Die Revision des Angeklagten gegen das Urteil des Landgerichts Essen vom 06.02.2002 war gemäß § 349 Abs. 1 StPO als unzulässig zu verwerfen. Die Revision ist nämlich nicht innerhalb der Frist des § 345 Abs. 1 StPO, die am 15.03.2002 ablief, begründet worden. Das mit Schreiben vom 18.03.2002 gestellte Wiedereinsetzungsgesuch des Angeklagten gegen die Versäumung der Revisionsbegründungsfrist war gemäß § 44 StPO als unbegründet zu verwerfen, da der Angeklagte nicht glaubhaft gemacht hat, dass er ohne Verschulden gehindert war, die Revisionsbegründungsfrist einzuhalten. Insbesondere ist das von ihm angeführte Verteidigerverschulden nicht hinreichend glaubhaft gemacht. Der Angeklagte führt hierzu lediglich aus, dass das Urteil des Landgerichts Essen vom 06.02.2002 aufgrund eines nicht nachvollziehbaren Büroversehens in einen anderen Vorgang eingelegt worden sei. Erst am 18.03.2002 sei die Gesamtakte wieder vorgelegt worden, so dass der Irrtum aufgefallen sei.

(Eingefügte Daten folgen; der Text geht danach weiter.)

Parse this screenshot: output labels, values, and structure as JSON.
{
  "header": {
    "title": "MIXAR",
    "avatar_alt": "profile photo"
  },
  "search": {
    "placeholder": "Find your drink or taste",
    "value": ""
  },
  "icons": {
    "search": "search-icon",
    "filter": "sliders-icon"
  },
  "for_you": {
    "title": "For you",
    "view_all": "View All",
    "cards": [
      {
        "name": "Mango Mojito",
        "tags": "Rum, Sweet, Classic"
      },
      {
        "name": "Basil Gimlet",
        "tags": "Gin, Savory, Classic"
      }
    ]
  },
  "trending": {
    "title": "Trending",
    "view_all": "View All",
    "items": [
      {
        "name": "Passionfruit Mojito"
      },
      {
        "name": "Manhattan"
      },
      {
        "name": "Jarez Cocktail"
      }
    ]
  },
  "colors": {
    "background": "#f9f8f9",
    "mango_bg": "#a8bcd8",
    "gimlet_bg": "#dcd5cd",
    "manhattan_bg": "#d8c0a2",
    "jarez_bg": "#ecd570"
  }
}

Diese Ausführungen sind bereits nicht hinreichend glaubhaft gemacht. Der Verteidiger hat sie nicht einmal anwaltlich versichert, sondern den von ihm in seinem Schreiben vom 18.03.2002 angeführten, gerade zitierten Entschuldigungsgrund dort ausdrücklich nur mitgeteilt. Das Vorbringen dort ist auch wenig plausibel, da immerhin der Beschluss des Landgerichts vom 01.03.2002 über die Verwerfung des
Wiedereinsetzungsgesuches bereits am 12.03.2002 bei dem Verteidiger einging, so dass nach dem gewöhnlichen Verlauf der Dinge spätestens zu diesem Zeitpunkt die Akte dem Verteidiger hätte vorgelegt werden müssen, mithin zu einem Zeitpunkt, als die Revisionsbegründungsfrist noch lief. Angesichts dieser Besonderheiten hätte hier entweder eine ausdrückliche anwaltliche Versicherung erfolgen oder eine eidesstattliche Versicherung der Büroangestellten vorgelegt werden müssen, die sich über das Wiederauffinden des Urteils bzw. die Vorlage der Gesamtakte verhielt. Beides war hier nicht der Fall, so dass es an einer hinreichenden Glaubhaftmachung fehlt.
Die Kostenentscheidung folgt hinsichtlich der sofortigen Beschwerde und hinsichtlich der Revision jeweils aus § 473 Abs. 1 StPO.